Eleanor Dickey, "Mabel Louise Lang (1917-2010),"
Classical World 104.4 (Summer, 2011) 504-505 (at 504):
Despite the importance
of her research, Lang's main contribution to the profession was probably
her teaching, particularly her legendary elementary Greek class, through
which she introduced more than a thousand students to the Greek language.
Many of her former elementary Greek students went on to enter the profession, as classicists, archaeologists, historians, and historical linguists, and
all share a deep appreciation of the thoroughness with which they learned
Greek, coupled with a tremendous relief at never needing to go through
an experience like that again. Lang's classes, from elementary to graduate
level, were famous for their impossible workload, but at the same time she
had a cult status that led to her classes being over-subscribed: when the 9
A.M. elementary Greek class filled up she could offer an extra section at
8 A.M. and fill that too.
Eleanor Dickey and Richard Hamilton, "Mabel Louise Lang:12 November 1917-21 July 2010),"
Proceedings of the American Philosophical Society 156.2 (June, 2012) 245-250 (at 248-249):
Despite her impressive research record, Miss Lang (as she was
known to her students) was always first and foremost a teacher.

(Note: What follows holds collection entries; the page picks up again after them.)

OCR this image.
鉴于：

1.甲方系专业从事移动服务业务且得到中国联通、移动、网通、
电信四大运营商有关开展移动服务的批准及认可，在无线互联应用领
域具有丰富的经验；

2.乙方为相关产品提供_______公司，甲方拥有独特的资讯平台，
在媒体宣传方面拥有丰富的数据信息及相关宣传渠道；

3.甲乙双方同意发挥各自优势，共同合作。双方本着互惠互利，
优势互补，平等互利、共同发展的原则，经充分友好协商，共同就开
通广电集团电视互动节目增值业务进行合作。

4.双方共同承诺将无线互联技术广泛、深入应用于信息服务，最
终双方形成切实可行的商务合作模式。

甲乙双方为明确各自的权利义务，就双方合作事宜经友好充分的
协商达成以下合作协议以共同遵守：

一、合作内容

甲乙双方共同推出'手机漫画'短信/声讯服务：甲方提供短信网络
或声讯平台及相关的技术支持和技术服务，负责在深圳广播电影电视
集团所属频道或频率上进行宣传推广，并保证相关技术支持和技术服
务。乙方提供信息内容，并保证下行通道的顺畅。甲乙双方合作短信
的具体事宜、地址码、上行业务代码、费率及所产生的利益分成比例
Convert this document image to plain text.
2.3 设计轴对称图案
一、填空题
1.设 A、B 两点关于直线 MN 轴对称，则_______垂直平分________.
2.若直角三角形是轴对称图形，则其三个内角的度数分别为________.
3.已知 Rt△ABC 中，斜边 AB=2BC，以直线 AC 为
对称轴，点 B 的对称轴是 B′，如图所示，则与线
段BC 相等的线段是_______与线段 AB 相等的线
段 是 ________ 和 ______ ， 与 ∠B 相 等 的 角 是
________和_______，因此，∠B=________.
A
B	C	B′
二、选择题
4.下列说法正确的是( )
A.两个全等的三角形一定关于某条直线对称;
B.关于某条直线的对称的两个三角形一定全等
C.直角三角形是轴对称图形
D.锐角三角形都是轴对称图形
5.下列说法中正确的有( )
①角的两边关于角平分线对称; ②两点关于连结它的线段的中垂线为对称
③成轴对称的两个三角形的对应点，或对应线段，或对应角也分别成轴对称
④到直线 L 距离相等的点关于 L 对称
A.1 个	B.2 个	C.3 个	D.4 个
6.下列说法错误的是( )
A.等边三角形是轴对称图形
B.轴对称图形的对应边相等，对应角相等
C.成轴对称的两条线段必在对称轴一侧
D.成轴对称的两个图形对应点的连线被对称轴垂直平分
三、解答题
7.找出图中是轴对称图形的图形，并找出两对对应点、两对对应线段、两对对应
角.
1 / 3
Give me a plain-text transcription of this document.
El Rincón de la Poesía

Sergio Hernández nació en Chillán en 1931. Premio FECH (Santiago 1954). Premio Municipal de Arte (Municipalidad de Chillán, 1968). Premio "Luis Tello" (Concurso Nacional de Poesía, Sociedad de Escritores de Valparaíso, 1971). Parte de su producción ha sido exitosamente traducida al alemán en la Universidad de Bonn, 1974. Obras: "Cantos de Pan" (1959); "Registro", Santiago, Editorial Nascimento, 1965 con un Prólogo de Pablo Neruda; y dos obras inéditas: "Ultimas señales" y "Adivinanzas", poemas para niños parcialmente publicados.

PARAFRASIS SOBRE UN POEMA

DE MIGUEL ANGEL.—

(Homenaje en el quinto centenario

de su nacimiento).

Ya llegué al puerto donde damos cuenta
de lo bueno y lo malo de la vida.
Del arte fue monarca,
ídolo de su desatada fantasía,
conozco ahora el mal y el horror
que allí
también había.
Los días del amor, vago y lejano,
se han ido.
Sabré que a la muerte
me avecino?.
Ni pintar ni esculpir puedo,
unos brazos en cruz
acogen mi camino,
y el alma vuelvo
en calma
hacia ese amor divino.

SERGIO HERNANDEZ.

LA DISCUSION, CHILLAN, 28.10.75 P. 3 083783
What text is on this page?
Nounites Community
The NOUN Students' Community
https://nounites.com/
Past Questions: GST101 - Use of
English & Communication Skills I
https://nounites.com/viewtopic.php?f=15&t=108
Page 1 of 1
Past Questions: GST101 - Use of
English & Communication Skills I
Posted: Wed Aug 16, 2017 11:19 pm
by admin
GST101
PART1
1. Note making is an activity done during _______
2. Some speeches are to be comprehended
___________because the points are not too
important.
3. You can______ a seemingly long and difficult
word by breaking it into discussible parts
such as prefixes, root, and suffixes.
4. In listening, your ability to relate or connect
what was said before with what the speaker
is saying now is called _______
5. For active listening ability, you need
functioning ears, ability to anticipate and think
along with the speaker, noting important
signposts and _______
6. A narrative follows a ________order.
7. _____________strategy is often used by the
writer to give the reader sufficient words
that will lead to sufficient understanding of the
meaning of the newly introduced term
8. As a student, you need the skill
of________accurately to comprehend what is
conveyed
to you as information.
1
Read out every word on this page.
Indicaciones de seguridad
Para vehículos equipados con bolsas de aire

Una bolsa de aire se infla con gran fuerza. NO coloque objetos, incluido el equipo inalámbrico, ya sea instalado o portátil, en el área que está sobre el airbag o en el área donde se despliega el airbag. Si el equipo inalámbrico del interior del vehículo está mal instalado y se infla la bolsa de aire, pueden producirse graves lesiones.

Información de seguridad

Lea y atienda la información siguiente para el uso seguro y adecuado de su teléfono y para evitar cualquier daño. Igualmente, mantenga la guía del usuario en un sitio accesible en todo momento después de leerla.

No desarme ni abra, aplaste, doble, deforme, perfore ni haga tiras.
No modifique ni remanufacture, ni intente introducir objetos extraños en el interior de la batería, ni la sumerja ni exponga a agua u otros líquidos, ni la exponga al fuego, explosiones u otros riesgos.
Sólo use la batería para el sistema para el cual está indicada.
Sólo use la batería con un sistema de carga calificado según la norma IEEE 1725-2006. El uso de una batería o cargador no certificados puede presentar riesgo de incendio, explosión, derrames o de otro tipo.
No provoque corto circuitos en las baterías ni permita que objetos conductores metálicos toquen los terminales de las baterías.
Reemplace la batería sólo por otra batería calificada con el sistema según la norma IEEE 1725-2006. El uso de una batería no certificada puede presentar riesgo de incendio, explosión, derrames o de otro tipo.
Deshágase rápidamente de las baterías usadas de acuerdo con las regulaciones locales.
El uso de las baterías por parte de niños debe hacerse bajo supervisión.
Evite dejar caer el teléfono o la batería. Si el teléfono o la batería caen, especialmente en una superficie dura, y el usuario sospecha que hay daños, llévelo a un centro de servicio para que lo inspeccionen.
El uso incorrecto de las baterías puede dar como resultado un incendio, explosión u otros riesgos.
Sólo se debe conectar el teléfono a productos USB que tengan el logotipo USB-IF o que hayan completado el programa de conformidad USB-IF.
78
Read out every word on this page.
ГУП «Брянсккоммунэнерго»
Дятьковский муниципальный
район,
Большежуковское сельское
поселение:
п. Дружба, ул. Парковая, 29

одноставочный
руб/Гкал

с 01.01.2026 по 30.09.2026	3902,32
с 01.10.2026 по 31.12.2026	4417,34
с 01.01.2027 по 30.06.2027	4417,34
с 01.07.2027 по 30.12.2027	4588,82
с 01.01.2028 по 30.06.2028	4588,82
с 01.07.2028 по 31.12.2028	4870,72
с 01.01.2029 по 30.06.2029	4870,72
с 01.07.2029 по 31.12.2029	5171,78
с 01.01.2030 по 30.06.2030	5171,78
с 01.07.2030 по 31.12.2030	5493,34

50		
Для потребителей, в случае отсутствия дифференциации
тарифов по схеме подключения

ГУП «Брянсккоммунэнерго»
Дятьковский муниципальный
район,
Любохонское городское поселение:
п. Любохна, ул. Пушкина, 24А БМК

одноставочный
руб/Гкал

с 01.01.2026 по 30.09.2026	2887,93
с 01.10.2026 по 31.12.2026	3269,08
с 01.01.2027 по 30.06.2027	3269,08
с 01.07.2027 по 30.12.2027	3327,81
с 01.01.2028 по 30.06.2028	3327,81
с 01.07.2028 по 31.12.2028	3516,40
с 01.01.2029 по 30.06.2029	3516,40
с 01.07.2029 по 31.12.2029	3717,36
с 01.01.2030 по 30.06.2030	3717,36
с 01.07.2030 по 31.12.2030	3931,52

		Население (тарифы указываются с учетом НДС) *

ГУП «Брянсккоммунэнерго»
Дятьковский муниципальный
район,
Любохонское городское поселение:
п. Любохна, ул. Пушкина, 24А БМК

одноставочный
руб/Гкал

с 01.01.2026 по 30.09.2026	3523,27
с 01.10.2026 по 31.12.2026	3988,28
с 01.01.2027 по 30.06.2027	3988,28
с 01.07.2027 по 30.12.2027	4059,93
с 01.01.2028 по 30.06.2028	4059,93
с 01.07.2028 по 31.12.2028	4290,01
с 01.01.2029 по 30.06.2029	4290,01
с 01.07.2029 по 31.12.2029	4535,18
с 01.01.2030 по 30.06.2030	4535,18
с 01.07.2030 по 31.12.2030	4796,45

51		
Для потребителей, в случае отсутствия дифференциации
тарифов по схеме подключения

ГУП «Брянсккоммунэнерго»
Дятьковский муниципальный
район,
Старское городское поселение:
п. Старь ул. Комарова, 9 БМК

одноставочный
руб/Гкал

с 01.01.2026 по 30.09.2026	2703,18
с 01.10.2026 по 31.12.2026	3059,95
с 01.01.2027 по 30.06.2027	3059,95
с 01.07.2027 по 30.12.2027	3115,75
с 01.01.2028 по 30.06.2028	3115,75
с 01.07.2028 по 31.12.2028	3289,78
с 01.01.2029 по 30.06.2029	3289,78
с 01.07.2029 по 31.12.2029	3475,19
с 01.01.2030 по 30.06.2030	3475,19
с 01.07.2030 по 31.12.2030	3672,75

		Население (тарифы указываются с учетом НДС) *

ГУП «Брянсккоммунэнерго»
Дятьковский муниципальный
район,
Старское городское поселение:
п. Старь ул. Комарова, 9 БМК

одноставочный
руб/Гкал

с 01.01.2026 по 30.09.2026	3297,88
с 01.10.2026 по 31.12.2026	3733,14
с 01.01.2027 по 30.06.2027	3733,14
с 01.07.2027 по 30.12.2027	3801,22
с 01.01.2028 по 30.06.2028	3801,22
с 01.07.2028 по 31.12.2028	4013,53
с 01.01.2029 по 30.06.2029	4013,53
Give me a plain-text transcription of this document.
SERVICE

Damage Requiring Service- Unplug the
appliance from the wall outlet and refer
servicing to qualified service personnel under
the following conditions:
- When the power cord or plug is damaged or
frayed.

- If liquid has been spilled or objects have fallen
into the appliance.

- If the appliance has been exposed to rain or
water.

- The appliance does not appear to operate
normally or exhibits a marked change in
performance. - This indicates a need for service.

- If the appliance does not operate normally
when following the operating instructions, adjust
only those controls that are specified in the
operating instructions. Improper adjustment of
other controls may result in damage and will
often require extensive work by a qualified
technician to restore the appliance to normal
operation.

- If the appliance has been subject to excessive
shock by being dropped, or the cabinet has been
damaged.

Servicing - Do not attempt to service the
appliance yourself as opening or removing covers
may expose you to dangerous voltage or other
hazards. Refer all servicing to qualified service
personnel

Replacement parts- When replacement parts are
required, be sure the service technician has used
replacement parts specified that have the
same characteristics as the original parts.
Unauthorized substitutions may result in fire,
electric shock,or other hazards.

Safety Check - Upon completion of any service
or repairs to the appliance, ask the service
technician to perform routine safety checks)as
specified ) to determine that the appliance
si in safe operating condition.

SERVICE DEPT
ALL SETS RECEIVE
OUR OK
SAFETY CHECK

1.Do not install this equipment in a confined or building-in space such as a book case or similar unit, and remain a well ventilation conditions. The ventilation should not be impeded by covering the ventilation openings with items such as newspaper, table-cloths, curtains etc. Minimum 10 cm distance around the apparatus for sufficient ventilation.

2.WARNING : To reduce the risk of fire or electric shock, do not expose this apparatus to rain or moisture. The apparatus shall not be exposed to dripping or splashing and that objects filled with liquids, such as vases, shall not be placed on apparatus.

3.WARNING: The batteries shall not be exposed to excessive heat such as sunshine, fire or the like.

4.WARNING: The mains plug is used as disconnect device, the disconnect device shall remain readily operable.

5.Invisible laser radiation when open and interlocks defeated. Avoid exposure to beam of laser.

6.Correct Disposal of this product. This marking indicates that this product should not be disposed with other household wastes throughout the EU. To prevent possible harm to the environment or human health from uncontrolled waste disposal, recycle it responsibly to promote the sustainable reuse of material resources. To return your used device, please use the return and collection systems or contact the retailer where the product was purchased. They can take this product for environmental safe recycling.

Happily shouldering a load of ten or more teaching hours each semester,
she taught on a regular basis everything from elementary Greek and
mythology to graduate seminars, and was legendary for giving every
student in every class an extraordinary level of care and attention. She
inspired a rare mixture of terror and adoration that caused students to
discover capacities for learning that they had no idea they possessed.
Miss Lang's signature undergraduate course, which she offered
nearly every year from the time she joined the faculty until her retirement, was elementary ("Baby") Greek, a course renowned among the
undergraduate population as the ultimate Bryn Mawr experience. In
the first semester the students learned all the grammar of ancient Greek,
and in the second they read Plato's Apology and Crito, the Gospel according to Matthew (for sight translation practice), and sometimes Euripides' Alcestis as well. The course offered not only a solid foundation
for future study of Greek, but also friends for life in the form of the
other students who had survived the experience.
Despite meeting at nine a.m. four days a week, Baby Greek was so
well attended that often a second section had to be added at eight a.m.;
in a college with an annual intake of fewer than three hundred students, Miss Lang's Baby Greek classes had an average enrollment of twenty-two and in some years more than twice that number. During her teaching career she introduced nearly a thousand students to the Greek language via this course. Each year's students were ruthlessly compared with those from preceding years and told how far they fell behind (more than one group heard, "I've taught this class every year for forty years, and this is the worst group of students I've ever had!" or "Ten years ago we were three chapters ahead by this date!"). Yet these tactics only served
to increase her status among the students.